On April 29, 2022, KVH Media Group Limited, the Company's wholly owned subsidiary, sold its subsidiary KVH Media Group Entertainment Limited for net cash proceeds of $2,378. This transaction did not meet the criteria for reporting as discontinued operations under ASC 205-20. The Company recorded a gain on the sale of approximately $630, which is recorded in other income, net in the accompanying consolidated statements of operations.

Executive Employment Agreements

In May 2022, the Company entered into executive employment agreements with each of Brent C. Bruun, Roger A. Kuebel, Felise Feingold and Robert Balog in order to retain their services and provide them with certain benefits in the event that the Company terminates the executive’s employment without cause (as defined in the agreement) or the executive terminates his or her employment for good reason (as defined in the agreement) (either such termination, a “Qualifying Termination”), including following a change of control. The terms of the agreements are substantially identical except as to title, salary, target bonus and reporting responsibilities. The agreements provided that, if the executive continued to serve as an employee through December 31, 2022 (the “Retention Date”), the Company would pay the executive a retention bonus equal to 75% of the executive’s base salary on the agreement date, and the Company would accelerate the vesting of the executive’s equity awards that would otherwise have vested in the twelve months after the Retention Date.
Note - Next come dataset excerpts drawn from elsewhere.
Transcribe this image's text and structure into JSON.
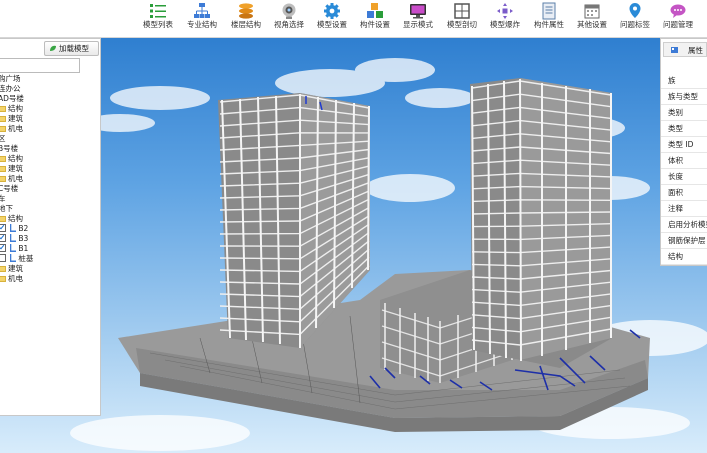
{
  "toolbar": {
    "items": [
      {
        "label": "模型列表",
        "icon": "list-icon"
      },
      {
        "label": "专业结构",
        "icon": "tree-structure-icon"
      },
      {
        "label": "楼层结构",
        "icon": "layers-icon"
      },
      {
        "label": "视角选择",
        "icon": "camera-icon"
      },
      {
        "label": "模型设置",
        "icon": "gear-icon"
      },
      {
        "label": "构件设置",
        "icon": "cubes-icon"
      },
      {
        "label": "显示模式",
        "icon": "monitor-icon"
      },
      {
        "label": "模型剖切",
        "icon": "section-box-icon"
      },
      {
        "label": "模型爆炸",
        "icon": "explode-icon"
      },
      {
        "label": "构件属性",
        "icon": "document-icon"
      },
      {
        "label": "其他设置",
        "icon": "calendar-icon"
      },
      {
        "label": "问题标签",
        "icon": "map-pin-icon"
      },
      {
        "label": "问题管理",
        "icon": "speech-bubble-icon"
      }
    ]
  },
  "left_panel": {
    "load_button": "加载模型",
    "search_value": "",
    "tree": [
      {
        "label": "购广场",
        "kind": "text"
      },
      {
        "label": "连办公",
        "kind": "text"
      },
      {
        "label": "AD号楼",
        "kind": "text"
      },
      {
        "label": "结构",
        "kind": "folder"
      },
      {
        "label": "建筑",
        "kind": "folder"
      },
      {
        "label": "机电",
        "kind": "folder"
      },
      {
        "label": "区",
        "kind": "text"
      },
      {
        "label": "B号楼",
        "kind": "text"
      },
      {
        "label": "结构",
        "kind": "folder"
      },
      {
        "label": "建筑",
        "kind": "folder"
      },
      {
        "label": "机电",
        "kind": "folder"
      },
      {
        "label": "C号楼",
        "kind": "text"
      },
      {
        "label": "车",
        "kind": "text"
      },
      {
        "label": "地下",
        "kind": "text"
      },
      {
        "label": "结构",
        "kind": "folder"
      },
      {
        "label": "B2",
        "kind": "level",
        "checked": true
      },
      {
        "label": "B3",
        "kind": "level",
        "checked": true
      },
      {
        "label": "B1",
        "kind": "level",
        "checked": true
      },
      {
        "label": "桩基",
        "kind": "level",
        "checked": false
      },
      {
        "label": "建筑",
        "kind": "folder"
      },
      {
        "label": "机电",
        "kind": "folder"
      }
    ]
  },
  "right_panel": {
    "title": "属性",
    "rows": [
      "族",
      "族与类型",
      "类别",
      "类型",
      "类型 ID",
      "体积",
      "长度",
      "面积",
      "注释",
      "启用分析模型",
      "钢筋保护层",
      "结构"
    ]
  },
  "colors": {
    "sky_top": "#2f7fd0",
    "sky_bottom": "#d8ecfb",
    "concrete": "#8c8c8c",
    "beam": "#dedede",
    "accent_blue": "#1a6fcf"
  }
}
On October 11, 2022, the Company entered into an amendment to the employment agreement with Mr. Bruun that, among other things, increased his annual base salary to $448 per year, retroactive to July 1, 2022, increased his target annual incentive compensation for the second half of 2022 to 80% of his base salary (without changing his target annual incentive compensation for the first half of 2022), extended his Retention Date from December 31, 2022 to December 31, 2023, which effectively extended the period during which Mr. Bruun must remain employed by the Company in order to earn his retention bonus, and modified the amount of the retention bonus from 75% of his base salary in effect on May 2, 2022 to 75% of the highest base salary in effect for Mr. Bruun on or before the date he becomes entitled to receive the retention bonus or the “Partial Retention Bonus” (as defined in the employment agreement). If a Qualifying Termination occurs before December 31, 2023, Mr. Bruun will receive a pro rata portion of the retention bonus. If in connection with such a termination he becomes entitled to receive the change in control severance payments and benefits, he will also become entitled to receive the full retention bonus, and the Retention Date will be the later of the date of such change in control or such termination of employment. The amendment did not modify the terms of the employment agreement relating to acceleration of vesting of certain equity awards if Mr. Bruun remains employed by the Company through December 31, 2022.

In January 2023, the Company paid out all contracted benefits to Roger A. Kuebel, Felise Feingold and Robert Balog as the conditions of their agreements were satisfied on December 31, 2022. As of June 30, 2023, the Company has accrued approximately $236 for the retention bonus payable to Brent Bruun.

In addition to the amendment to Mr. Bruun’s employment agreement, the Compensation Committee also granted Mr. Bruun a restricted stock award and a non-statutory stock option, which together had an aggregate grant date fair value of approximately $100. The restricted stock award and the non-statutory stock option have terms that are materially consistent with the previously disclosed terms of similar grants to the Company’s executive officers.